Flip your wig
As old as the gothic novel itself is the cliche of the demented relative who is kept hidden from the outside world, usually locked up in a tower room or basement dungeon. Almost as old is the idea that the rest of the family is none too stable themselves. Check out James Whale’s The Old Dark House some time for a prime example of this type of story.
It was probably inevitable that Herschell Gordon Lewis, the “Godfather of Gore”, would get around to this type of plot, applying to it his own mix of black humor and outrageous bloodshed. Though the traditional gothic is usually set in a European castle — or at least a New England mansion — Lewis decided to stick to the newer American Gothic tradition exploited so successfully by Psycho and Lewis’ own Two Thousand Maniacs. The American Gothic nests its little terrors in the backroads and small towns of rural America, usually in the South or Midwest. In so doing, he furthered a subgenre that would produce The Hills Have Eyes, Friday the 13th, and The Texas Chainsaw Massacre.
The Gruesome Twosome begins with a famous, and totally stupid pre-credits scene that features two wigs having a little chat. The story is that an unnamed assistant failed to keep proper track of the timing on the picture, and finding himself about 10 minutes short of the minimum 70 minute running time — and with no budget, cast or crew left — a few extraneous scenes had to be shoehorned in. Lewis is thoroughly embarrassed by this scene, and feels that it ruined the picture. But for fans, it’s just another twisted delight from the world of psychotronic films.

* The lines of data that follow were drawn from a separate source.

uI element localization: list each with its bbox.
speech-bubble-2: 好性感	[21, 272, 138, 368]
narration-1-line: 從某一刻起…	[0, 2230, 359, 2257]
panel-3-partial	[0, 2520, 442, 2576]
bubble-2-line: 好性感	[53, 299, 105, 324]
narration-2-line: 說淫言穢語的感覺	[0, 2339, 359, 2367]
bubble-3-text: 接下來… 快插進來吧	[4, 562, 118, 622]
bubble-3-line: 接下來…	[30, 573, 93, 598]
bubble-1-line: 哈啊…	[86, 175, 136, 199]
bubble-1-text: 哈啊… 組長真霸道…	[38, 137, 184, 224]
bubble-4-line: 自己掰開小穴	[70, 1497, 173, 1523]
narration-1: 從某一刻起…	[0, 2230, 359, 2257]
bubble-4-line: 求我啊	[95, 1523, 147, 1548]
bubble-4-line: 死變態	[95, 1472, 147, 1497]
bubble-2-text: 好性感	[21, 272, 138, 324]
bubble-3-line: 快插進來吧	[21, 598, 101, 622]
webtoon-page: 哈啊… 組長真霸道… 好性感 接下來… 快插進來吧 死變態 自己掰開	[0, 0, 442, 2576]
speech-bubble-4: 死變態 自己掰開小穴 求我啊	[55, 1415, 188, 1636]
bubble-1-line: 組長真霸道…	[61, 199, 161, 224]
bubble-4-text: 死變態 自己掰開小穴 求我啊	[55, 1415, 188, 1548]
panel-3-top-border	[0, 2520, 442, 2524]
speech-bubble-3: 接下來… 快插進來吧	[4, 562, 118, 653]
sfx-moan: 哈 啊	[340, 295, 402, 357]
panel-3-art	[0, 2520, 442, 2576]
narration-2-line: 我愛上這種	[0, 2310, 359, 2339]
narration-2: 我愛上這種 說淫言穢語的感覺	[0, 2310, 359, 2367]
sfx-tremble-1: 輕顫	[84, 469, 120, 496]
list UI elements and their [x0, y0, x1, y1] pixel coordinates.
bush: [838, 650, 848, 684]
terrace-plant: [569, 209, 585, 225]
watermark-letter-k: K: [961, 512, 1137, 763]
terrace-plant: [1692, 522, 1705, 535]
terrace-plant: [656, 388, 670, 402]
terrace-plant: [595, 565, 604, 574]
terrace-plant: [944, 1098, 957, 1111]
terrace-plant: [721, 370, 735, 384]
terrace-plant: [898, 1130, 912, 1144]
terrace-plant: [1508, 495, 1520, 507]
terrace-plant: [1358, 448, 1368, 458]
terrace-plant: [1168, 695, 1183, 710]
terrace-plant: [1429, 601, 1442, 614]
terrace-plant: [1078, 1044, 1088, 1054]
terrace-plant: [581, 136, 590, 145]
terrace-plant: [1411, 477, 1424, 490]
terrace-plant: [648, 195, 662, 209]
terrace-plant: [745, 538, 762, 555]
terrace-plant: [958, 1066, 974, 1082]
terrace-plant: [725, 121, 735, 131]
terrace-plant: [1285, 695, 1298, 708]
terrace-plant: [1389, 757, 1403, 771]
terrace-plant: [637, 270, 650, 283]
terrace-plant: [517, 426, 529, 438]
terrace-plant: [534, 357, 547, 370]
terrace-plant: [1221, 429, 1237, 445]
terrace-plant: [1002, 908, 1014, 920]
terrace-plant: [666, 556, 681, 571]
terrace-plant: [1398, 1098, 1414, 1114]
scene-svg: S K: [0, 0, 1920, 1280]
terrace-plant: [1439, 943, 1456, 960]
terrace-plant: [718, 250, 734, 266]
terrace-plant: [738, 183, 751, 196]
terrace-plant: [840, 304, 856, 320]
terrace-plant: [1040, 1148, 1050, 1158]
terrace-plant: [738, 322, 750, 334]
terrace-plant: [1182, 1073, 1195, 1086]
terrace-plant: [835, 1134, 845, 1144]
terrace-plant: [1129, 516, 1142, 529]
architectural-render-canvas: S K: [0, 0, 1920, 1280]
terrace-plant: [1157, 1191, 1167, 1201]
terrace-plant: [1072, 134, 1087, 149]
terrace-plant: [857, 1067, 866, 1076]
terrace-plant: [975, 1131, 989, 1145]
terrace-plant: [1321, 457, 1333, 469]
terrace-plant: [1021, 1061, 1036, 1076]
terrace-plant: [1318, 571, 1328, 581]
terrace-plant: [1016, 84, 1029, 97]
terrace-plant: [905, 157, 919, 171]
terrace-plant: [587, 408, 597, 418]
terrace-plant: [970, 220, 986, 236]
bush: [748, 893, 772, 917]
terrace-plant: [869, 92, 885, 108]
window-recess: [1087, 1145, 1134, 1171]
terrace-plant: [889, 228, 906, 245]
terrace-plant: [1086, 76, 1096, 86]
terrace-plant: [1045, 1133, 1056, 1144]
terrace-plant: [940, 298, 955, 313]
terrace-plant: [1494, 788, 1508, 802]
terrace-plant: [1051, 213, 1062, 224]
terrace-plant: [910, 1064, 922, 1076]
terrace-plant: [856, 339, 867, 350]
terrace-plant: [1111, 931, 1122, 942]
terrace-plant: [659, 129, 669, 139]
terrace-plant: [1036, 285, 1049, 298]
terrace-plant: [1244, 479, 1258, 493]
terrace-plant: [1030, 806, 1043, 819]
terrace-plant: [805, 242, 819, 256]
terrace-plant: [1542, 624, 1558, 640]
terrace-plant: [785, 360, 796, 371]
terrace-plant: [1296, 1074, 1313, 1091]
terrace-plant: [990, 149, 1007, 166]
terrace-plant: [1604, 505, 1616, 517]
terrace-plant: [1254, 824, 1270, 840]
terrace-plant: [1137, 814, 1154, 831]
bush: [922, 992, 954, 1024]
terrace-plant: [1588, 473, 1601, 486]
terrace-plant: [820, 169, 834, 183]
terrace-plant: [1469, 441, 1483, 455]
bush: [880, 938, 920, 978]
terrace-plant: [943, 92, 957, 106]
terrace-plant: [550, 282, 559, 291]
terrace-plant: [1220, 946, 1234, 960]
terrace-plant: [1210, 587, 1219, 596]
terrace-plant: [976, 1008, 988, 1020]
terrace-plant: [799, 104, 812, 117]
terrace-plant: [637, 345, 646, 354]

Cut to the Little Wig Shop of Mrs. Pringle (Elizabeth Davis), which advertises 100% human hair wigs. A freshman college co-ed arrives, intending to check out the advertised room for rent. The wig business is expensive to operate, especially when one has to support a mentally damaged son. But Mrs. Pringle is lucky enough to be crazy herself, and has come up with a solution: the room for rent is merely a ruse to attract lovely young girls. Upon arriving, the co-ed is immediately thrown in the basement, where she meets Rodney Pringle (Chris Martell). Rodney goes to work, scalping the girl with a big butcher knife. Lewis’ camera takes it all in, lingering on the gruesome details.
Kathy Baker (Gretchen Wells) is an irresponsible young college girl with beautiful long blonde hair. She discusses her desire to move out of her dorm, despite the fact that all the girls are afraid because of reports of disappearances recently. Note the appearance on screen of Kentucky Fried Chicken, official caterer to low budget exploitation filmmakers during the 1960s. Also note the music of the director’s son Robert Lewis’ band Rudy & the Rascals on the soundtrack.
The film seems thoroughly hair-obsessed sometimes, as somebody is brushing, combing, washing, talking about or playing with hair in almost every scene.
Kathy fancies herself a girl detective and causes a bit of trouble trying to track down clues. Though scolded by police and razzed by her friends, Kathy is undeterred in her passion to solve the mystery. She can’t think of anything besides mysteries, even when her befuddled boyfriend Dave Ford (Rodney Bedell) takes her to the drive-in.
The next morning, Kathy’s friend Dawn Farrell goes to the Little Wig Shop to rent the room, and falls victim to Rodney, who breaks in his brand new electric knife by cutting off Dawn’s head. One after another, young women tumble into the basement of horror beneath the Little Wig Shop. Before long, our heroine Kathy finds a clue that leads her there.
The image quality on The Gruesome Twosome is typical of Lewis’ films, and Something Weird supplies their usual fine transfer — fine enough that Lewis is visible for some time, reflected in a window in the Chinese Drive-In Restaurant scene. But the audio quality is unusually poor here, rendering much of the dialogue fuzzy. Subtitles would have been a welcome addition.
It wouldn’t do much to help the quality of the acting, which is particularly abominable. An exception is Chris Martell, who was a fixture in Florida exploitation, and can also be seen in Flesh Feast, The Hooked Generation, Scream Baby Scream, and others. His portrayal of the childlike maniac is strangely sympathetic, managing to look innocent even when performing the most heinous acts. Lewis regular Bill Kerwin served as production manager, but is absent from the cast. Since it’s a family affair, Barbara and Kim Kerwin show up, as do Lewis’ sons Michael and Robert. The Wizard of Gore, Ray Sager, can be glimpsed in the drive-in movie, munching on beer and potato chips in a weak parody of Tom Jones.
An audio commentrak is included with Herschell Gordon Lewis and Something Weird’s Mike Vraney and Jimmy Maslin. Lewis tells how the film was made, talks about the fact that this is his first attempt at broad black humor, what he loves about the medium of cinema, and why he returned to gore at the request of distributors.
The disc includes the same “Herschell Gordon Lewis Gallery of Exploitation Art” as other HGL DVDs. There’s also one of Something Weird’s loopy shorts, Wig-O-Rama, apparently clipped from a 1960s mondo picture.